Но я еще вернусь к этому. Здесь важно только отметить, что пантеизм уже ко времени Фихте проник в немецкое искусство, что даже католические романтики бессознательно следовали этому направлению и что оно нашло отчетливейшее выражение у Гете, и именно уже в «Вертере», где он томится по любовному отождествлению с природой. В «Фаусте» он хочет установить связь с природой непосредственно дерзновенно-мистическим путем: он заклинает тайные силы земли при помощи колдовских заговоров «Адского ключа». Но чище и прелестнее проявляется этот пантеизм Гете в его маленьких песнях. Учение Спинозы вылетело из математической куколки и порхает вокруг нас в виде гетевской песни. Отсюда ярость наших ортодоксов и пиетистов против песен Гете. Своими благочестивыми медвежьими лапами они неуклюже ловят этого мотылька, который неизменно ускользает от них. Он так нежно воздушен, так благоуханно-легкокрыл. Вы, французы, не можете иметь об этом никакого представления, если вы не знаете нашего языка.

Эти песни Гете полны дразнящего изящества, совершенно невыразимого. Гармонические стихи обвивают твое сердце, как нежная возлюбленная; слово обнимает тебя, в то время как мысль тебя целует.

Таким образом, в поведении Гете по отношению к Фихте мы решительно не усматриваем тех гадких мотивов, которые у некоторых современников получила еще более гадкое название. Они не поняли различия в натуре этих двух человек. Наиболее снисходительные ложно истолковали пассивность Гете, когда впоследствии Фихте подвергся большим неприятностям и преследованиям. Они не приняли во внимание положения Гете. Этот великан был министром в карликовом немецком государстве. Он никогда не мог двигаться свободно. О сидящем на троне Юпитере Фидия в Олимпии говорили, что если бы он когда-нибудь внезапно встал, он проломил бы головой крышу храма. Таким же точно было положение Гете в Веймаре: если бы он когда-нибудь внезапно восстал из своего неподвижного покоя и выпрямился, то он пробил бы государственную крышу или, что еще вероятнее, разбил бы себе об нее голову. И этому риску он должен был подвергнуть себя ради учения не только ложного, но и смехотворного? Немецкий Юпитер продолжал сидеть спокойно, спокойно приемля поклонение и воскурения.

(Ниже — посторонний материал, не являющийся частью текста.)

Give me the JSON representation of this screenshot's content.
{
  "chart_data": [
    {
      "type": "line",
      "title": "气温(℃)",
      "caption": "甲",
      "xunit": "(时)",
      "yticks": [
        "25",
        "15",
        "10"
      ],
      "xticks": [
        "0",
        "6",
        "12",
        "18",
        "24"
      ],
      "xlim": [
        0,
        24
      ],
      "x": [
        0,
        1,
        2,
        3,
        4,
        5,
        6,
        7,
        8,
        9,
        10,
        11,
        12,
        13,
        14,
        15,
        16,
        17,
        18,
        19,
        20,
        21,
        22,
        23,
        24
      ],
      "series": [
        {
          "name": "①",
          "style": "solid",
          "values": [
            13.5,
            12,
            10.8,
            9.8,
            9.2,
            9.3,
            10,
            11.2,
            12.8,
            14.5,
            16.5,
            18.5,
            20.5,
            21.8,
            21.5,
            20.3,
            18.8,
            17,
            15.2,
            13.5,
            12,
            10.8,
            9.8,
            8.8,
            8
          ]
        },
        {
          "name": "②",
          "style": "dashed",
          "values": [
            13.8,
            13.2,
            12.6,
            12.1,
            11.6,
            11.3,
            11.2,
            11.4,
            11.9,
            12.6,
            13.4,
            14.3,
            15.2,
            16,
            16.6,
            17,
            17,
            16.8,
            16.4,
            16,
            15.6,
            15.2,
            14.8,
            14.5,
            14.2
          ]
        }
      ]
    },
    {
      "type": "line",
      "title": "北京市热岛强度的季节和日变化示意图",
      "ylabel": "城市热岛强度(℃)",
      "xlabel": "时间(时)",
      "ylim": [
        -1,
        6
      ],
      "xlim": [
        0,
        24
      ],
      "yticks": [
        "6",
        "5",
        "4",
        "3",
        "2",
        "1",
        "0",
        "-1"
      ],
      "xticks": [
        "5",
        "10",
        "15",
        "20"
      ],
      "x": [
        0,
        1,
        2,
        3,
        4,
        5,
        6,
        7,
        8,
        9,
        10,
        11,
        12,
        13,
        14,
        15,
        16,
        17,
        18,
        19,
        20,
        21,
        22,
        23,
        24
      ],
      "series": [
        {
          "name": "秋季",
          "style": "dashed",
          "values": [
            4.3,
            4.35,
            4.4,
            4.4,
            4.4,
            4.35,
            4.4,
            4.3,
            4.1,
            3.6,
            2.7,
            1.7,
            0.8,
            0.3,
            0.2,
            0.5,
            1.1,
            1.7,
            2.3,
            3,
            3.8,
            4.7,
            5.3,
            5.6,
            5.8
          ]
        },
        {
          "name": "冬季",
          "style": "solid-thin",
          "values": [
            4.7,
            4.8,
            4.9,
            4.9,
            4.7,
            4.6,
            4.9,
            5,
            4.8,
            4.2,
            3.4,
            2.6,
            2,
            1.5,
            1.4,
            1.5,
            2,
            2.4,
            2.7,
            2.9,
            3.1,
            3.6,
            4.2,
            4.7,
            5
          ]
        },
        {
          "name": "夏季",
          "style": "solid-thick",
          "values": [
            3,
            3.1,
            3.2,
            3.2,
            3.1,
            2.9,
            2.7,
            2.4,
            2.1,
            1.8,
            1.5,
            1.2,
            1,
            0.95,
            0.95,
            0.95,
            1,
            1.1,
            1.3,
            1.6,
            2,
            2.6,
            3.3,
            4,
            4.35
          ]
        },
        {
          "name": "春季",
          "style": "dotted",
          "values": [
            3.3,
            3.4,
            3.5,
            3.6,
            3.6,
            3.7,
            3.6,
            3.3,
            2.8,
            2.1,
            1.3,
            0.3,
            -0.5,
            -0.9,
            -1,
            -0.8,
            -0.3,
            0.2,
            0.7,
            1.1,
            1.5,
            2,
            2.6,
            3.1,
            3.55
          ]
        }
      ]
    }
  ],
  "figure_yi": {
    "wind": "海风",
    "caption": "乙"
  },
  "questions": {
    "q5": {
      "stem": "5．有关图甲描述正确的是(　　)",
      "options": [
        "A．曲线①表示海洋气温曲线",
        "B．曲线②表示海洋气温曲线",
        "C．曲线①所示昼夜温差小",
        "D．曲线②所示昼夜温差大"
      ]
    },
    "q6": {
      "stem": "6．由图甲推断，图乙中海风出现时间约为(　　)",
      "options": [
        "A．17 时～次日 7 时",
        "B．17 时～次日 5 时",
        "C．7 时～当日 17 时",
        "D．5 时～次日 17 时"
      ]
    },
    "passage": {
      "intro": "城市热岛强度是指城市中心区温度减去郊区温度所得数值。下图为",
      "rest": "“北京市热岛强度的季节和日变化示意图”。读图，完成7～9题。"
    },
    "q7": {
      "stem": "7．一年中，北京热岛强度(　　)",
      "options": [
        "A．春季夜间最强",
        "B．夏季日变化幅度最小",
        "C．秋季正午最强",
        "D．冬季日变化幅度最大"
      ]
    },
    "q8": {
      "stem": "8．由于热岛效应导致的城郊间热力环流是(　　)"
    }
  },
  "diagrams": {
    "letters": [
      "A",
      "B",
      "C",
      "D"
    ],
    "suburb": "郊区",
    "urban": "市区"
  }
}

Я слишком далеко отошел бы от моей темы, если бы занялся еще более основательным оправданием поведения Гете в деле об обвинении Фихте с точки зрения тогдашних интересов искусства. В пользу Фихте говорит лишь то, что обвинение в конце концов было только предлогом, за которым скрывалась политическая травля. Ибо в атеизме можно обвинять богослова, так как он обязался преподавать определенные доктрины. Философ же такого обязательства на себя не брал, не может взять, и мысль его свободна, как птица в воздухе. Быть может, я поступаю неправильно, когда, щадя отчасти свои собственные, отчасти чужие чувства, привожу здесь не все, чем обосновывалось и оправдывалось то обвинение. Укажу здесь на одно лишь из щекотливых мест статьи, поставленной философу в вину: «Живой и действенный нравственный порядок и есть сам бог; в ином боге мы не нуждаемся и не можем понять никакого иного. Нет никакого разумного основания для выхода из этого нравственного миропорядка и при посредстве умозаключения от обоснованного к основанию принимать еще особое существо как причину этого основания; здравый смысл, несомненно, такого заключения не делает и не знает такого особого существа; его делает только не понимающая себя самое философия…»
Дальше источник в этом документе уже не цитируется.